Monday, January 10, 2011

Christmas

This is not an auspicious beginning to my regular blogging resolution: the children are home from school today. It has been a complete and total barf-o-rama around here, with kids (and husbands) falling like dominos over the last five days. I think just about every blanket, sheet and towel that we own has been covered with something gross. The washing machine may never recover.

And my computer just totally froze up and I had to shut it down and re-start it.

But darn it, I'm going to blog!

I didn't post at all over Christmas, which is why I'm going to catch up in the next few days. We had a really nice holiday. The kids were very sweet and thankful for their gifts. I guess I've discovered the secret to well-behaved children: shower them lavishly with gifts! Indulge their desires! Actually, I think what I can take from it is that the children do well when they get a bit more attention. You know, like if I get off the computer (ahem) and focus on them for a bit. Which is what I should do right now.

Sunday, January 09, 2011

A New Year

Oh my. I'm not doing very well with the blogging these days, am I? That is one of my New Year's resolutions, actually: to blog more regularly.
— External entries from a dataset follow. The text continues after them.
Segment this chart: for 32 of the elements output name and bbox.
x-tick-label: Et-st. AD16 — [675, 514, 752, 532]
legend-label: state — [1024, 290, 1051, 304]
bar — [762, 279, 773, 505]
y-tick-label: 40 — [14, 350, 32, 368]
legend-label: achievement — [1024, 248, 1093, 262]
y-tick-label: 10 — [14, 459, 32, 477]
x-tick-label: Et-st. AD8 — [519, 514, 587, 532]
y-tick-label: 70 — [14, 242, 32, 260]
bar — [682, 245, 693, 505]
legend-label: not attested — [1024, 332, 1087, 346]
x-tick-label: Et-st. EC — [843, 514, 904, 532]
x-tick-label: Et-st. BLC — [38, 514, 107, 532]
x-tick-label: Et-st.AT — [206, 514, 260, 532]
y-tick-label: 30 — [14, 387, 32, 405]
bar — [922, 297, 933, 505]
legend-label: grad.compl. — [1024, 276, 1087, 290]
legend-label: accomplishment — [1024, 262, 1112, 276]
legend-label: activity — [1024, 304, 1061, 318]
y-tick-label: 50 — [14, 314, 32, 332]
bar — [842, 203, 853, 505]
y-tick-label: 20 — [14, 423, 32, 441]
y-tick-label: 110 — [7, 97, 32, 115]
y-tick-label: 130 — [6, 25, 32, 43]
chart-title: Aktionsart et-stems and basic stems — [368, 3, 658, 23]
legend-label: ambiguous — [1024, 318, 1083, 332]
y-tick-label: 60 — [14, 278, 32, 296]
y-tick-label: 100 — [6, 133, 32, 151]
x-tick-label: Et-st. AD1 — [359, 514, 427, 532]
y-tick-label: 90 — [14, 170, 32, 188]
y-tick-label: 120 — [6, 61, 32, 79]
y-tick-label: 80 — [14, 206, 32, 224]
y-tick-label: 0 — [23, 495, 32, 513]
A lot more regularly. Like, Monday through Friday. This sounds crazy, since I've been posting about once a month for the last couple of years, but I have decided to cut myself a lot of slack. A short post is fine, a status update, if you will. Perhaps just a picture. So for starters, I'm going to post my New Year's resolutions.



First of all, I would like to blog five days per week. I'm saying it again to make it more official.



Secondly, I would like to read more books about emotional eating. I would like to work more on understanding why I overeat. I'm not going to try to lose weight (although I wouldn't mind if a little of that happened) but I'm tired of overeating and feeling bad about it later.



Third, I want to complete the Warrior Dash. I'm registered with some women from the neighborhood. I basically want to work on my strength training and sprinting until then. I usually favor long, steady-state cardio workouts, so this will be good for me. And the race sounds really fun and perhaps a bit insane. And the beer is an added bonus.



Additionally, I want to work on photo books for my boys. I have tons of digital photos, and for Henry's last birthday I made a photo book of the first five years of his life. I would like to make these for the boys regularly--ideally for every birthday--but first I have to catch up for Luke and Silas.



Finally, I want to do something each month to prepare for next Christmas. This year felt really overwhelming, both financially and time-wise, so I would like to either make or buy at least one thing each month until next Christmas. For my January contribution, I bought a few Christmas clearance items at Target.

So there you have it. Expect to hear a whole lot more from me in the near future.